Zinc finger proteins and the 3D organization of chromosomes

Zinc finger domains are one of the most common structural motifs in eukaryotic cells, which employ the motif in some of their most important proteins (including TFIIIA, CTCF, and ZiF268). These DNA binding proteins contain up to 37 zinc finger domains connected by flexible linker regions. They have been shown to be important organizers of the 3D structure of chromosomes and as such are called the master weaver of the genome. Using NMR and numerical simulations, much progress has been made during the past few decades in understanding their various functions and their ways of binding to the DNA, but a large knowledge gap remains to be filled.

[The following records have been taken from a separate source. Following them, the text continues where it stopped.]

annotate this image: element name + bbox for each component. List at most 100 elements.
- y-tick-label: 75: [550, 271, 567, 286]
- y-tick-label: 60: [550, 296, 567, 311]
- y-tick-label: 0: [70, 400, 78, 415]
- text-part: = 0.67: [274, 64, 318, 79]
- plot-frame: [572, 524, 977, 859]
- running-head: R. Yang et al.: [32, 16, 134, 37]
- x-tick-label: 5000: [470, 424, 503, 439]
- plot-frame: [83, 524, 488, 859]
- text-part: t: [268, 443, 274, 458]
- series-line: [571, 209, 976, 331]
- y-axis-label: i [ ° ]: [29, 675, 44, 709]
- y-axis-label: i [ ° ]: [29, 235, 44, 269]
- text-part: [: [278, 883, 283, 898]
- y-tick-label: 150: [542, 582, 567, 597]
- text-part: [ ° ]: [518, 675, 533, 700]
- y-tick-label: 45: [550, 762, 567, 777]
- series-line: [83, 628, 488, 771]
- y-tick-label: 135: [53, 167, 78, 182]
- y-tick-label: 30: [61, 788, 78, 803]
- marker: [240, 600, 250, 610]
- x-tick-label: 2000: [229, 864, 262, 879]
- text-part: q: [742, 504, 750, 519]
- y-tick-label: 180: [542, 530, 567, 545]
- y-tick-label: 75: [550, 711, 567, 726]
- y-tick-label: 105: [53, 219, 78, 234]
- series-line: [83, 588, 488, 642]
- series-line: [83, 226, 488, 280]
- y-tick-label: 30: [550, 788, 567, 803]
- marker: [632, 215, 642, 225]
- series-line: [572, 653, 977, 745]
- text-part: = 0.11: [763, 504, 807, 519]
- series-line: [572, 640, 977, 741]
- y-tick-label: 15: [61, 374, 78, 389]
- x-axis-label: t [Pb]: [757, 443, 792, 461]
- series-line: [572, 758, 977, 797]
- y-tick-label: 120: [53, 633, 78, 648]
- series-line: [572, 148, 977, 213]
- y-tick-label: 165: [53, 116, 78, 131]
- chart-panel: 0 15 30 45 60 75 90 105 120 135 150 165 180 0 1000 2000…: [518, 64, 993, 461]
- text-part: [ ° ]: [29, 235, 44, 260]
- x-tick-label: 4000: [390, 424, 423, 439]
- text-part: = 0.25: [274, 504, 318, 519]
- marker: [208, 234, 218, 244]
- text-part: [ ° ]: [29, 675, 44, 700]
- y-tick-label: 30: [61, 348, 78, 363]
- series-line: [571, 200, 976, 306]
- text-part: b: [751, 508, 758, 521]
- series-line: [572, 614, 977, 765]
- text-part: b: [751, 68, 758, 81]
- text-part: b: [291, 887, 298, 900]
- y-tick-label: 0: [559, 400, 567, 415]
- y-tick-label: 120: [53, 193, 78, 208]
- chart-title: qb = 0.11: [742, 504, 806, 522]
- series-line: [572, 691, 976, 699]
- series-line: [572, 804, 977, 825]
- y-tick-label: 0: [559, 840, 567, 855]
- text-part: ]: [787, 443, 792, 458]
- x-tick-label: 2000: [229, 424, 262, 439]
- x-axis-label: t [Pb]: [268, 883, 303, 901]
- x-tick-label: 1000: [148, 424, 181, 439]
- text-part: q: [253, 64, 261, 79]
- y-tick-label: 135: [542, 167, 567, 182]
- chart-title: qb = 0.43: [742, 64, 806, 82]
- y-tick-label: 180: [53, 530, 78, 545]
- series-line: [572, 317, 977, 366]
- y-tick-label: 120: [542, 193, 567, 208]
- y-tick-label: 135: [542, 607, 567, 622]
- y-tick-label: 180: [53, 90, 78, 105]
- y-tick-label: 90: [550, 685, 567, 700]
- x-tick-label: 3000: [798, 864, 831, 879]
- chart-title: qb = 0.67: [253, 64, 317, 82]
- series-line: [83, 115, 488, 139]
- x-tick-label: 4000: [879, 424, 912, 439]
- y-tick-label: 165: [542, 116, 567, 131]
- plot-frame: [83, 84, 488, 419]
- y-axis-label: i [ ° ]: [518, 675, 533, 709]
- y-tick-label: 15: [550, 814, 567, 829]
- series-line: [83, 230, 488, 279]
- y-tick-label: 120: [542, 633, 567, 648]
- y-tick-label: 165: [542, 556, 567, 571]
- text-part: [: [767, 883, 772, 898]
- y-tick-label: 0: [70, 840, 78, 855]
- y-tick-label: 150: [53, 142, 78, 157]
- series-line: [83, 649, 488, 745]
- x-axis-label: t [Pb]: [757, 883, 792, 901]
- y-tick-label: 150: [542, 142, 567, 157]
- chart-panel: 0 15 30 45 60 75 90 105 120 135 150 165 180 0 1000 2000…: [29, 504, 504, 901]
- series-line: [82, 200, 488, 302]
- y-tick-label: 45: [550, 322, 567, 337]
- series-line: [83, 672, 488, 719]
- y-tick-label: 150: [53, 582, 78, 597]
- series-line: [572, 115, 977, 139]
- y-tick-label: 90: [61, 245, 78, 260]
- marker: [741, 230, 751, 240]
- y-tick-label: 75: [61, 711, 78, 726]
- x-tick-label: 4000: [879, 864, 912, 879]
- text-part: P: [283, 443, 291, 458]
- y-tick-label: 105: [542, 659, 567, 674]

One problem of the hitherto existing theoretical models of zinc finger protein DNA binding in this context is that they are aimed at describing specific binding. Furthermore, they exclusively focus on the microscopic details or approach the problem without considering such details at all. We present the Flexible Linker Model, which aims explicitly at describing nonspecific binding. It takes into account the most important effects of flexible linkers and allows a qualitative investigation of the effects of these linkers on the nonspecific binding affinity of zinc finger proteins to DNA. Our results indicate that the binding affinity is increased by the flexible linkers by several orders of magnitude. Moreover, they show that the binding map for proteins with more than one domain presents interesting structures, which have been neither observed nor described before, and can be interpreted to fit very well with existing theories of facilitated target location. The effect of the increased binding affinity is also in agreement with recent experiments that until now have lacked an explanation. We further explore the class of proteins with flexible linkers, which are unstructured until they bind. We have developed a methodology to characterize these flexible proteins. Employing the concept of barcodes, we propose a measure to compare such flexible proteins in terms of a similarity measure. This measure is validated by a comparison between a geometric similarity measure and the topological similarity measure that takes geometry as well as topology into account. © 2013 Elsevier Inc.